Depois de Tango #1 me ter causado uma experiência agradável de leitura - especialmente devido a conseguir criar um protagonista, John Tango, carismático e misterioso - e de Tango #2, por sua vez, ter sido uma certa desilusão devido a um argumento bastante mal construído e desinspirado, é tempo de olhar, de uma só vez, para os números 3 e 4 desta série cuja edição original já conta com 6 títulos mas que, aparentemente, será rapidamente apanhada pela edição portuguesa da Gradiva, tendo em conta o excelente ritmo e assiduidade do lançamento de álbuns pela editora portuguesa.
Tal como nos álbuns anteriores, John Tango continua a sua saga por países da América do Sul. Se na primeira aventura o protagonista se mantém na Bolívia, rumando, depois, no segundo tomo, às Caraíbas, nestes terceiro e quarto volumes o protagonista ruma ao Panamá e ao Equador, respetivamente. Esta característica da série faz, aliás, com que nos lembremos das viagens à volta do mundo de Corto Maltese, embora John Tango esteja baseado apenas nos países da América Latina. Por agora, pelo menos.

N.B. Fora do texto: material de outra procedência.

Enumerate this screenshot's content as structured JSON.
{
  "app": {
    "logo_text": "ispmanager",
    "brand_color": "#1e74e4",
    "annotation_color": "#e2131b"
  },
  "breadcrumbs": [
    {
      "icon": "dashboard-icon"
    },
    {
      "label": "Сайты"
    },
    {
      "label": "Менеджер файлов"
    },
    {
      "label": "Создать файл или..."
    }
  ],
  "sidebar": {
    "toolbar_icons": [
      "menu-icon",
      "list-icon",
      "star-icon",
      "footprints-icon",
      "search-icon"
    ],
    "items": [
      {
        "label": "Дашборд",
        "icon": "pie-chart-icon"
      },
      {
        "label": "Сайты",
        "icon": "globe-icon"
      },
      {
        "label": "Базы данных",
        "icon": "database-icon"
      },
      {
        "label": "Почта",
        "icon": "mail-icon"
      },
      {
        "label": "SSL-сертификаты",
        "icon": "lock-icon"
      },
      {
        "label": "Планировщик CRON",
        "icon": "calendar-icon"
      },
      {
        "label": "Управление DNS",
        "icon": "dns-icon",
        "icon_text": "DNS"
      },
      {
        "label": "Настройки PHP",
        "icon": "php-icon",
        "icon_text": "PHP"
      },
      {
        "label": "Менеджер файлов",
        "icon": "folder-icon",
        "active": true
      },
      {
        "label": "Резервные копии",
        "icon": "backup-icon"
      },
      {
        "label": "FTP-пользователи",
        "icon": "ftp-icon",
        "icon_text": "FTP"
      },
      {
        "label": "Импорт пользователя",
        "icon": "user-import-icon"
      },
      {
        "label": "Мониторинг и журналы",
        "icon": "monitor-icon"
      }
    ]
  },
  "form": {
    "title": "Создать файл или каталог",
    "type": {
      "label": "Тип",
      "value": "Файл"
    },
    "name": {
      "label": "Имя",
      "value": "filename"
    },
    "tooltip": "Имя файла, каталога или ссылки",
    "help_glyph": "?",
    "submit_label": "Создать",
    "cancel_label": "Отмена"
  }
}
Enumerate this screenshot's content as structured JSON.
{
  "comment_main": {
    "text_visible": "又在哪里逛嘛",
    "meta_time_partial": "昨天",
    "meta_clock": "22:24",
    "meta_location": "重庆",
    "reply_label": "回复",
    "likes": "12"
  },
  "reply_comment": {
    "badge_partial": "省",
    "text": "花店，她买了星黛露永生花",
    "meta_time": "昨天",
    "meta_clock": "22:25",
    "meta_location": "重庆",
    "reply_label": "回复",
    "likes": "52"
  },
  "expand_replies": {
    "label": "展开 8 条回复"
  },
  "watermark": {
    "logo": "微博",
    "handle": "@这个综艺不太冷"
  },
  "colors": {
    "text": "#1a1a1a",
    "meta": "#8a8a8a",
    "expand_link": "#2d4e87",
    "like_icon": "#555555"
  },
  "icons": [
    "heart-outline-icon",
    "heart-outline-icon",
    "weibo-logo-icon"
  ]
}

Depois do volume 2, Areia Vermelha, que ter, tal como já referi, deixado algo desiludido, devo dizer que o terceiro volume, À Sombra do Panamá, é o melhor livro da série Tango que li até agora. Isto porque o argumentista Matz é especialmente bem sucedido na forma como consegue construir um argumento bem pensado, com um bom ritmo de história e onde os bons momentos e a sensação de tensão, estilo thriller, são bem executados.
John Tango e o seu amigo, Mario encontram-se no Panamá. Um belo sítio, pleno de beleza natural, com as suas florestas tropicais e as suas ilhas paradisíacas. Panamá também é um local com belas leis de extradição que atraem mafiosos, homens de negócios ou políticos corruptos. E é exatamente no meio dessa corja, diria, que Tango e Mario se refugiam dos eventos de tensão vividos nos dois álbuns anteriores. Ambos procuram descontração, descanso, boa comida e boas mulheres. Algo onde o Panamá também é bom fornecedor. Mas, claro, mais uma vez, por muito que John Tango se queira afastar dos problemas… parece que os mesmos o perseguem. Depois de conhecerem Charles Muller, que depressa demonstra não ser aquilo que aparenta ser, John e Mario terão pela frente um conjunto de adversários que colocará as suas vidas em risco.
A trama é bem montada, com o argumentista a ter a destreza de colocar em simultâneo vários peões, com pretensões diferentes, mas que, inevitavelmente, vão entrar em rota de colisão. Tudo isso faz com que fiquemos mais agarrados ao livro, tentando perceber quais são as reais intenções das personagens. Mais que nunca, senti-me remetido para as bandas desenhadas franco-belgas de grande sucesso XIII, Largo Winch ou I.R.S. Com as devidas distâncias, claro.
Se o argumento do livro três é, de longe, o melhor dos quatro livros que li até agora, o argumento do quarto tomo, Dobro ou Nada em Quito, volta a ficar alguns furos abaixo do pretendido. Nesta aventura, que decorre na cidade de Quito, no Equador, John e Mario trocam, pela primeira vez, o mar pela terra, passando a viajar num jipe, em detrimento do veleiro que os acompanhou nos tomos anteriores.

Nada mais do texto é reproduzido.